Let us assume that we want to train different models, each with a dedicated cost function. Wouldn’t it be great, if we could focus on the actual work and someone else would do the algorithmic part? That would also include the calculation of the gradient and other stuff like that. Besides the problem that a hand-made derivation might contain errors, a computer could also automatically optimize gradient functions if possible. There are some packages that assist users with symbolic differentiation but we will focus only on Theano, mainly because it is fast and written in Python.
For our example, we assume that we want to train a simple auto-encoder model for our data X with the cross-entropy as a cost function. Just a quick reminder, the data in X is binary and very sparse. Therefore, this model might not be the best choice for this kind of data, but it is good enough for our example. For the sake of brevity, we will only sketch the code.
First, we initialize the required parameters of the auto-encoder:
W = theano.shared(np.random[..])
bv = theano.shared(np.zeros([..])) #visible
bh = theanp.shared(np.zeros([..])) #hidden
Then, we have to define the cost function which is done on symbolic data:
x = T.matrix()
h = T.nnet.sigmoid(T.dot(x, w) + bh)
x_hat = T.nnet.sigmoid(T.dot(h, w.T) + bv)
loss = T.nnet.binary_crossentropy(x_hat, x).mean()
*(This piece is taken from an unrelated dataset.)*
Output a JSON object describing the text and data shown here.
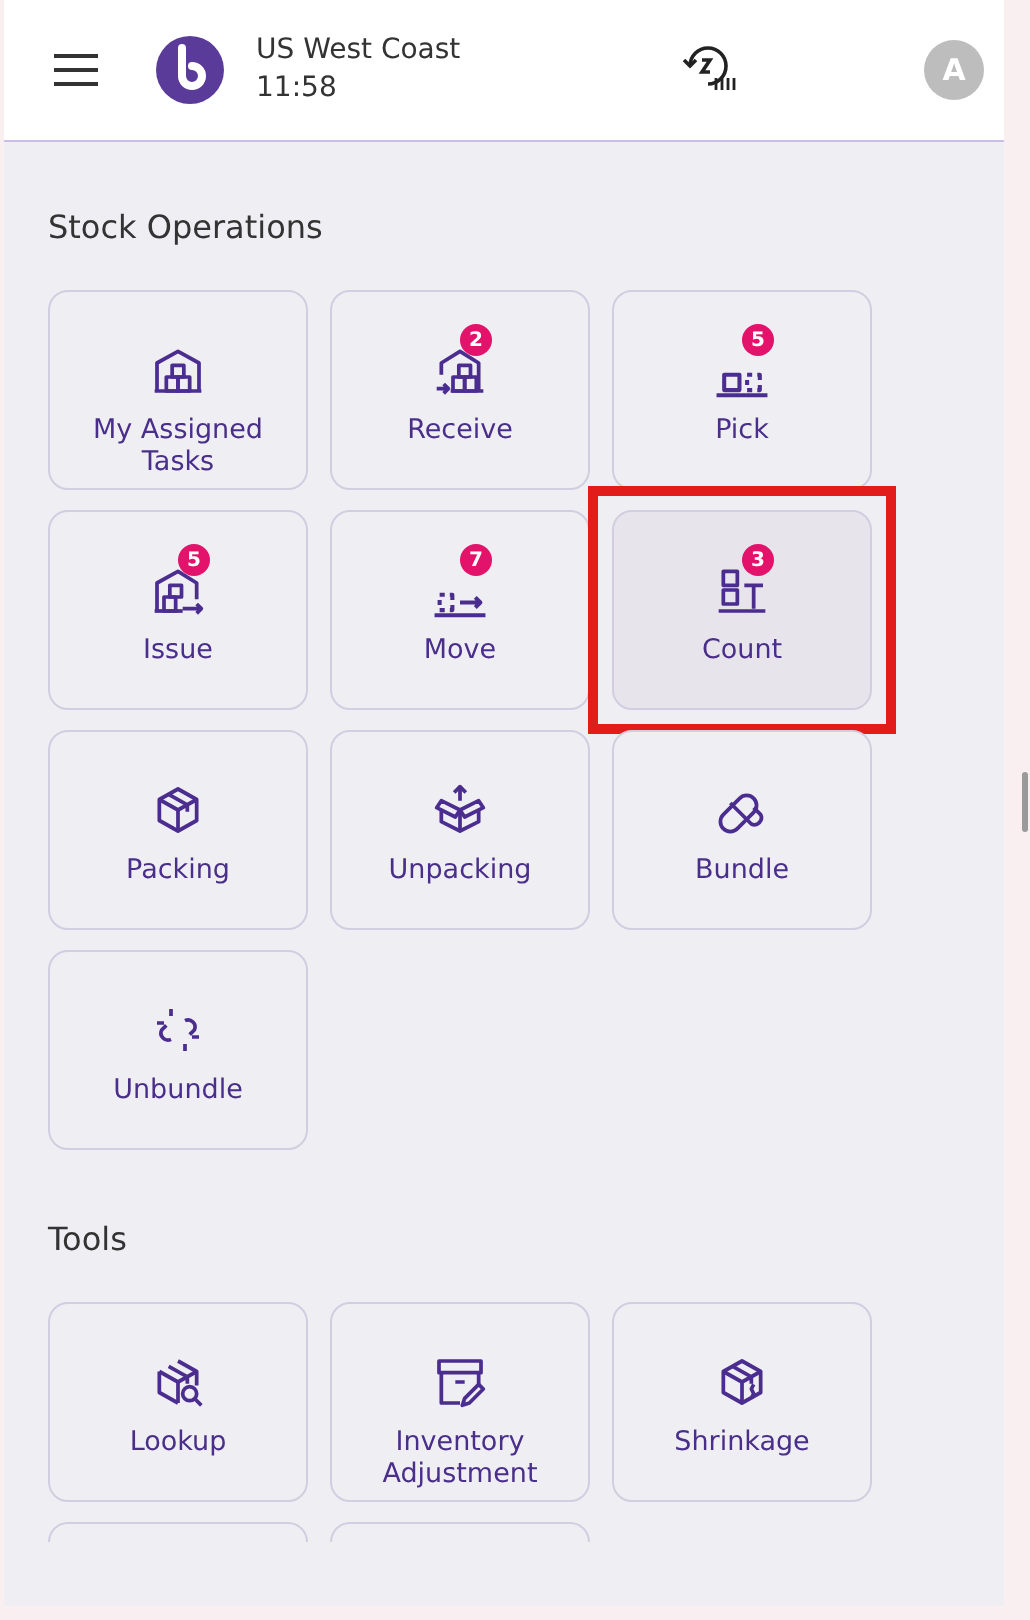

And the last step is to ‘calculate’ the gradient and to define the training function.
g_w, g_h, g_v = T.grad(loss, [w, bh, bv])
lr = 0.01
train = theano.function([x], loss, updates=[(W, W-lr*g_w), (bv, bv-lr*g_v), (bh, bh-lr*g_h)])
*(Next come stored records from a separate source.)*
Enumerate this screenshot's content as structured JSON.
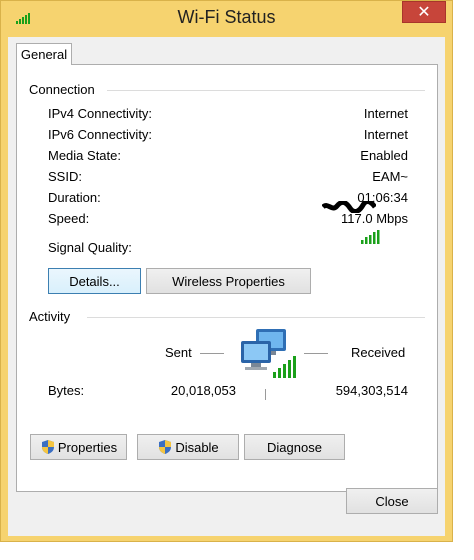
{
  "window": {
    "title": "Wi-Fi Status",
    "close_glyph": "✕",
    "colors": {
      "frame": "#f6d36f",
      "close": "#c7453a",
      "signal": "#1aa01a"
    }
  },
  "tabs": [
    {
      "label": "General",
      "selected": true
    }
  ],
  "connection": {
    "heading": "Connection",
    "rows": [
      {
        "label": "IPv4 Connectivity:",
        "value": "Internet"
      },
      {
        "label": "IPv6 Connectivity:",
        "value": "Internet"
      },
      {
        "label": "Media State:",
        "value": "Enabled"
      },
      {
        "label": "SSID:",
        "value": "EAM~"
      },
      {
        "label": "Duration:",
        "value": "01:06:34"
      },
      {
        "label": "Speed:",
        "value": "117.0 Mbps"
      }
    ],
    "signal_label": "Signal Quality:",
    "signal_bars_lit": 5,
    "signal_bars_total": 5
  },
  "buttons": {
    "details": "Details...",
    "wireless_properties": "Wireless Properties",
    "properties": "Properties",
    "disable": "Disable",
    "diagnose": "Diagnose",
    "close": "Close"
  },
  "activity": {
    "heading": "Activity",
    "sent_label": "Sent",
    "received_label": "Received",
    "bytes_label": "Bytes:",
    "bytes_sent": "20,018,053",
    "bytes_received": "594,303,514"
  }
}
We have left out lots of details on purpose, but for those who are familiar with gradient descent and numpy should have no problems to grasp the fundamental ideas of it.
The beauty of this approach is that you can define arbitrary cost functions you want to optimize and the library will do the hard work. All you have to do is to use the new function train() to train a model on your data. Of course there still remains lots of minor work you have to do, but the burden of the optimization part is not on your back any longer.
A last note: This approach is also very portable since you can easily extract the parameters of the learned models to use it without Theano or even in a totally different programming language. We usually use JSON for a portal transfer since the format is very widespread and even human-readable.